Evangelical Baptist Catholicity: A Manifesto*

By R. Lucas Stamps and Matthew Y. Emerson

 

1. We affirm the ontological priority of the Triune God and the epistemological priority of his inspired, inerrant, and infallible Word. Christian faith begins, is carried forth, and ends in God—in his being and works—and is made known to us in Holy Scripture. Watch the explainer video.

2. We affirm the centrality of the gospel—the good news of salvation through the incarnation, life, death, and resurrection of the Son of God—for Christian faith, life, and worship. Watch the explainer video.

3. We affirm the fundamentals of reformational theology, especially as they are expressed in the great solae of the Reformation: fallen humanity can be saved by grace alone through faith alone in Christ alone on the basis of Scripture alone to the glory of God alone. Watch the explainer video.

4. We affirm the distinctive contributions of the Baptist tradition as a renewal movement within the one, holy, catholic, and apostolic church. These distinctives include the necessity of personal conversion, a regenerate church, believers’ baptism, congregational governance, and religious liberty. Watch the explainer video.

5. We encourage a critical but charitable engagement with the whole church of the Lord Jesus Christ, both past and present. We believe that Baptists have much to contribute as well as much to receive in the great collection of traditions that constitute the holy catholic church. We believe that we are “traditioned” creatures and that we should move beyond the false polarities of an individualistic modernity and a relativistic postmodernity. Watch the explainer video.

6. We affirm that all people, regardless of race, ethnicity or gender, are created in God's image and, if they have repented and believed in Christ, are brothers and sisters together in the one body of Jesus Christ through the Holy Spirit. Because of this shared imago dei and because of Christ's saving work among all nations, peoples, and tongues, we believe that one major task of Baptist catholicity is to promote racial unity, especially within the body of Christ.

7. We encourage the ongoing affirmation, confession, and catechetical use of the three ecumenical creeds and the scriptural insights of the seven ecumenical councils. We believe these confessional documents express well what Thomas Oden called the “consensual tradition”—the deposit of faith taught in Holy Scripture and received by the church throughout space and time.
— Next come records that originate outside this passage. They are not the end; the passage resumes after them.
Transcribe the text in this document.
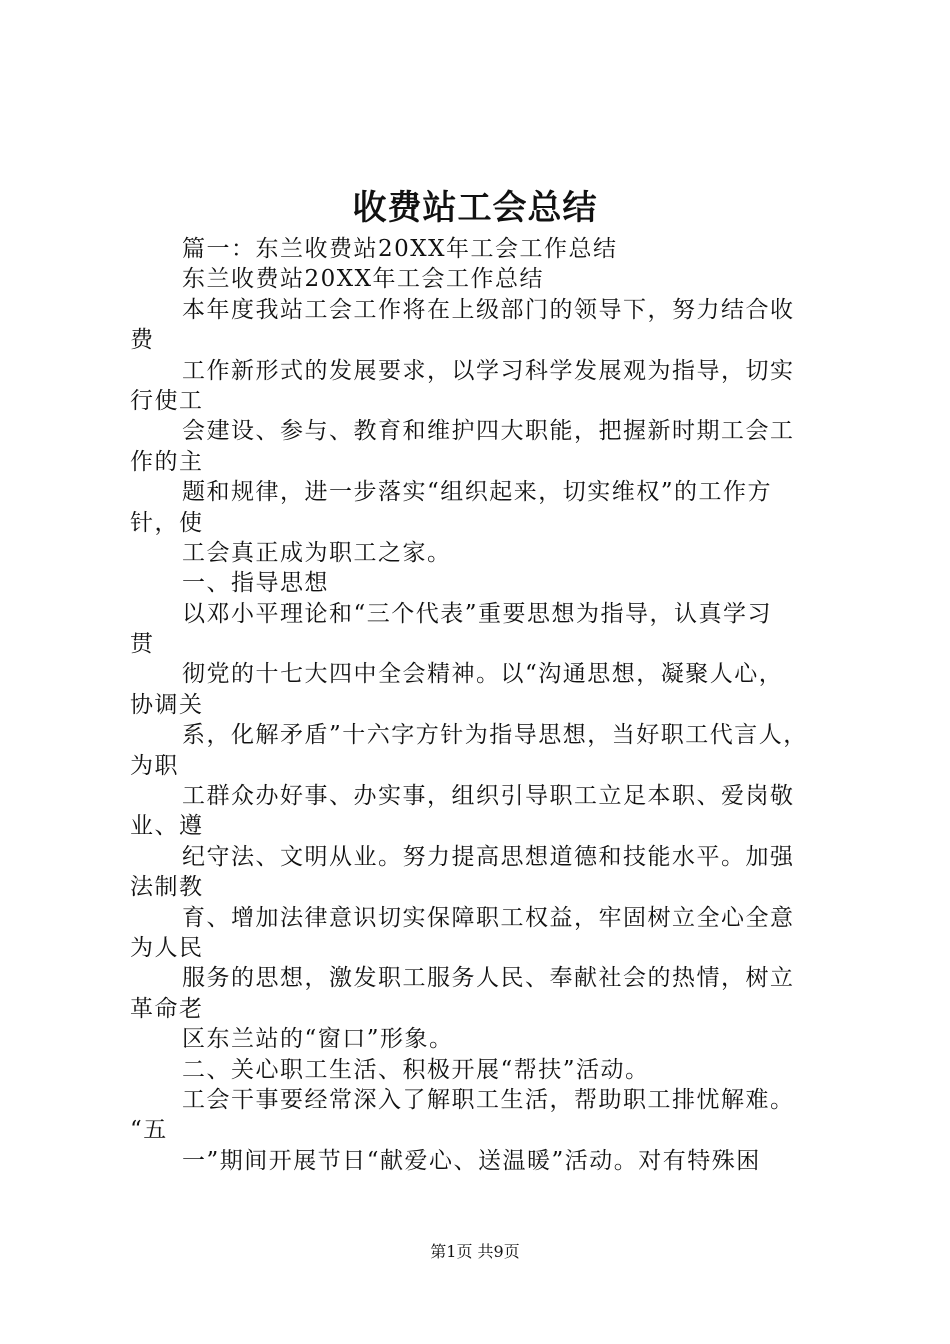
收费站工会总结
篇一：东兰收费站20XX年工会工作总结
东兰收费站20XX年工会工作总结
本年度我站工会工作将在上级部门的领导下，努力结合收
费
工作新形式的发展要求，以学习科学发展观为指导，切实
行使工
会建设、参与、教育和维护四大职能，把握新时期工会工
作的主
题和规律，进一步落实“组织起来，切实维权”的工作方
针，使
工会真正成为职工之家。
一、指导思想
以邓小平理论和“三个代表”重要思想为指导，认真学习
贯
彻党的十七大四中全会精神。以“沟通思想，凝聚人心，
协调关
系，化解矛盾”十六字方针为指导思想，当好职工代言人，
为职
工群众办好事、办实事，组织引导职工立足本职、爱岗敬
业、遵
纪守法、文明从业。努力提高思想道德和技能水平。加强
法制教
育、增加法律意识切实保障职工权益，牢固树立全心全意
为人民
服务的思想，激发职工服务人民、奉献社会的热情，树立
革命老
区东兰站的“窗口”形象。
二、关心职工生活、积极开展“帮扶”活动。
工会干事要经常深入了解职工生活，帮助职工排忧解难。
“五
一”期间开展节日“献爱心、送温暖”活动。对有特殊困
第1页 共9页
8. We believe that Baptist worship should be anchored in Holy Scripture and informed by the liturgical practices of the historic church. We believe that Christian worship should be Word-centered. In worship, we read, preach, sing, pray, and show forth (through the ordinances) the Word of God. We further believe that Baptist worship could benefit from incorporating historic practices such as lectionary readings, the liturgical calendar, corporate confession of sin, the assurance of pardon, the recitation of scriptural and historic prayers (especially the Lord’s Prayer), and the corporate confession of the faith (expressed in the ecumenical creeds and other confessional documents).

9. We affirm the two ordinances or sacraments** instituted by Christ, baptism and the Lord’s Supper, and believe that they function as signs and seals of God’s grace, expressions of individual faith, and bonds of the church’s covenantal unity in Christ. As such, these ordinances are not empty signs or mere symbols but tangibly demonstrate our union with the risen Christ and with his body, the church. Other Christian practices, such as confession of sin, confirmation in the faith, the ordination of church officers, Christian marriage, and the prayerful anointing of the sick may also frame a life of Christian faithfulness, but should not be considered sacraments.

10. We affirm the continuity of God’s works of creation and redemption. Therefore, we affirm the goodness of all honorable vocations, the importance of embodied habits and rituals, and the value of aesthetic beauty for Christian life and worship.

11. We believe that all Christians should pray for and seek Christian unity across ecclesial and denominational lines and that Baptists should not reflexively reject principled, ecumenical dialogue with other Christian traditions.

 

*By catholicity, we mean universality and wholeness. It is not a reference to the Roman Catholic Church. Other Baptist groups and theologians have utilized the notion of “Baptist Catholicity” or “Bapto-Catholicity" (see, for example, the manifesto for Re-Envisioning Baptist Identity), but we are seeking to stake a claim for a particularly evangelical expression of this impulse.

**The earliest Baptists, among both the General Baptists and the Particular Baptists, used the language of “sacrament” to refer to baptism and the Lord’s Supper. In doing so, they meant to communicate that these ordinances are means of grace utilized by the risen Christ to strengthen and confirm the faith of believers. They did not mean to convey that the sacraments are automatically effective, that baptism is regenerative, or that the elements of the Lord’s Supper become the physical body and blood of Christ.